En ce moment, tous les parents sont inquiets, gays comme hétéros. Le climat est anxiogène. La même problématique se pose qu’au moment des attentats en France : comment parler de la violence ? Aujourd’hui, l’information circule très facilement avec les tablettes ou les smartphones et les enfants peuvent entendre parler de ces événements dans les cours d’école, les transports, etc. Si on ne les informe pas, il y a toutes les chances qu’ils l’apprennent n’importe comment, sans précaution, ou pire, par des plus grands qui pourraient avoir envie de les terroriser.
Faut-il attendre que les enfants posent des questions ? A partir de quel âge peut-on leur parler d’homophobie ?
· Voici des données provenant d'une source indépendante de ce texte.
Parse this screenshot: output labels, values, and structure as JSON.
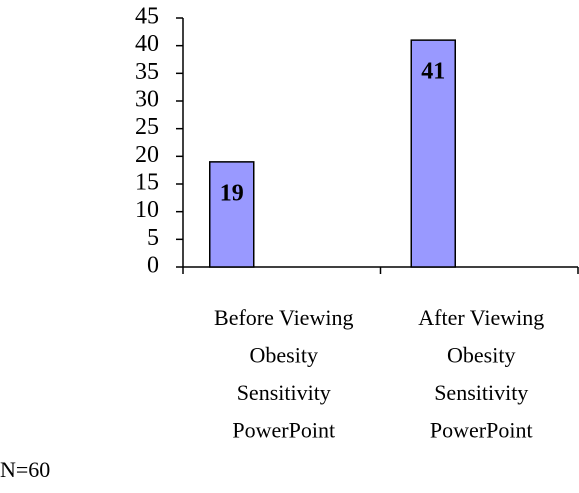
{
  "chart_data": {
    "type": "bar",
    "categories": [
      [
        "Before Viewing",
        "Obesity",
        "Sensitivity",
        "PowerPoint"
      ],
      [
        "After Viewing",
        "Obesity",
        "Sensitivity",
        "PowerPoint"
      ]
    ],
    "values": [
      19,
      41
    ],
    "color": "#9999ff",
    "ylim": [
      0,
      45
    ],
    "yticks": [
      0,
      5,
      10,
      15,
      20,
      25,
      30,
      35,
      40,
      45
    ],
    "annotation": "N=60"
  }
}
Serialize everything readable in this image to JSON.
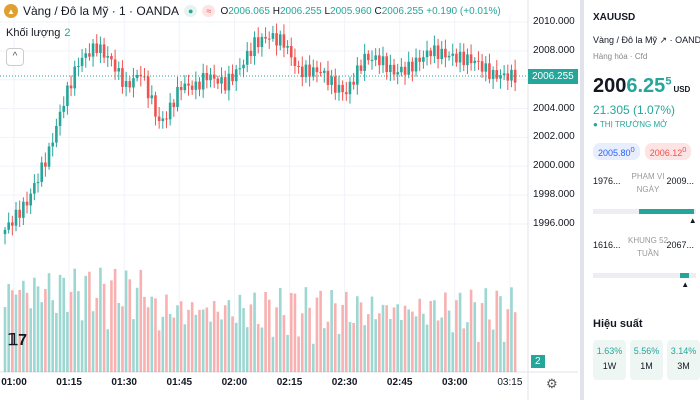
{
  "legend": {
    "title": "Vàng / Đô la Mỹ · 1 · OANDA",
    "o_label": "O",
    "o": "2006.065",
    "h_label": "H",
    "h": "2006.255",
    "l_label": "L",
    "l": "2005.960",
    "c_label": "C",
    "c": "2006.255",
    "change": "+0.190 (+0.01%)",
    "volume_label": "Khối lượng",
    "volume_value": "2"
  },
  "colors": {
    "up": "#26a69a",
    "down": "#ef5350"
  },
  "chart_data": {
    "type": "candlestick",
    "x_ticks": [
      "01:00",
      "01:15",
      "01:30",
      "01:45",
      "02:00",
      "02:15",
      "02:30",
      "02:45",
      "03:00",
      "03:15"
    ],
    "y_ticks": [
      "2010.000",
      "2008.000",
      "2006.000",
      "2004.000",
      "2002.000",
      "2000.000",
      "1998.000",
      "1996.000"
    ],
    "ylim": [
      1995,
      2010.5
    ],
    "last_price": "2006.255",
    "volume_last": "2",
    "price_keypoints": [
      [
        0,
        1995.6
      ],
      [
        6,
        1997.5
      ],
      [
        12,
        2001
      ],
      [
        16,
        2004.5
      ],
      [
        20,
        2007.2
      ],
      [
        22,
        2007.7
      ],
      [
        25,
        2008.3
      ],
      [
        29,
        2007.3
      ],
      [
        33,
        2005.5
      ],
      [
        37,
        2006.5
      ],
      [
        40,
        2004.5
      ],
      [
        42,
        2003
      ],
      [
        44,
        2003.5
      ],
      [
        48,
        2005.6
      ],
      [
        52,
        2005.5
      ],
      [
        55,
        2006.3
      ],
      [
        60,
        2005.7
      ],
      [
        64,
        2006.8
      ],
      [
        68,
        2008.5
      ],
      [
        72,
        2009
      ],
      [
        76,
        2008.6
      ],
      [
        80,
        2006.6
      ],
      [
        86,
        2006.6
      ],
      [
        90,
        2005.5
      ],
      [
        93,
        2005.1
      ],
      [
        98,
        2007.5
      ],
      [
        102,
        2007.4
      ],
      [
        106,
        2006.5
      ],
      [
        110,
        2006.8
      ],
      [
        116,
        2008
      ],
      [
        122,
        2007.6
      ],
      [
        128,
        2007.3
      ],
      [
        133,
        2006.3
      ],
      [
        139,
        2006.25
      ]
    ]
  },
  "panel": {
    "symbol": "XAUUSD",
    "desc": "Vàng / Đô la Mỹ",
    "exchange": "OANDA",
    "category": "Hàng hóa",
    "type": "Cfd",
    "price_main": "200",
    "price_green": "6.25",
    "price_sup": "5",
    "currency": "USD",
    "change": "21.305 (1.07%)",
    "market_status": "THỊ TRƯỜNG MỞ",
    "bid": "2005.80",
    "bid_sup": "0",
    "ask": "2006.12",
    "ask_sup": "0",
    "day_range": {
      "low": "1976...",
      "label": "PHẠM VI NGÀY",
      "high": "2009...",
      "fill_start": 0.45,
      "fill_end": 0.98,
      "marker": 0.97
    },
    "week52_range": {
      "low": "1616...",
      "label": "KHUNG 52 TUẦN",
      "high": "2067...",
      "fill_start": 0.84,
      "fill_end": 0.93,
      "marker": 0.9
    },
    "performance_label": "Hiệu suất",
    "performance": [
      {
        "value": "1.63%",
        "period": "1W"
      },
      {
        "value": "5.56%",
        "period": "1M"
      },
      {
        "value": "3.14%",
        "period": "3M"
      }
    ]
  }
}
Il faut que les parents abordent le sujet dès lors que les enfants sont en contact avec d’autres. C’est la meilleure façon de leur fournir une sorte de structure pour filtrer les conversations qu’ils peuvent surprendre. Un enfant à qui ses parents n’en auraient pas parlé pourrait avoir le sentiment que c’est un sujet pas bien, qui dérange les adultes, ou qu’il ne faut pas aborder. C’est donc la condition essentielle pour libérer la parole. Pour ce qui est des parents homosexuels, il faut faire passer le message que l’homophobie existe, pour que les enfants soient armés.
Comment s’y prendre ?
Cela implique d'abord d'expliquer la sexualité, ce qui est essentiel pour tous les enfants. Sinon, comment apprendre si on ne sait pas qui on est et d'où on vient ? Cela implique aussi d'aborder les différences entre les sexes, de dire qu'il peut y avoir de l'amour entre deux hommes ou entre deux femmes, d'aborder la conception et les interdits : celui de l'inceste et celui de la sexualité entre l'adulte et l'enfant. Je pense qu'il est important d'employer les vrais mots : «homosexualité», «homophobie», avec des périphrases et des explications pour que ce soit clair. On peut aussi s'appuyer sur des livres pour enfants, voire faire appel à un psy, si vraiment on n'y parvient pas. Il faut ensuite expliquer qu'il y a encore des gens qui pensent qu'il y a des façons normales de s'aimer, et d'autres qui ne le sont pas. On peut aussi faire un parallèle avec le racisme, qui est du même ordre, et dire que lorsque cela se manifeste, c'est difficile à supporter, que cela fait souvent très mal, et qu'il ne faut pas hésiter à en parler.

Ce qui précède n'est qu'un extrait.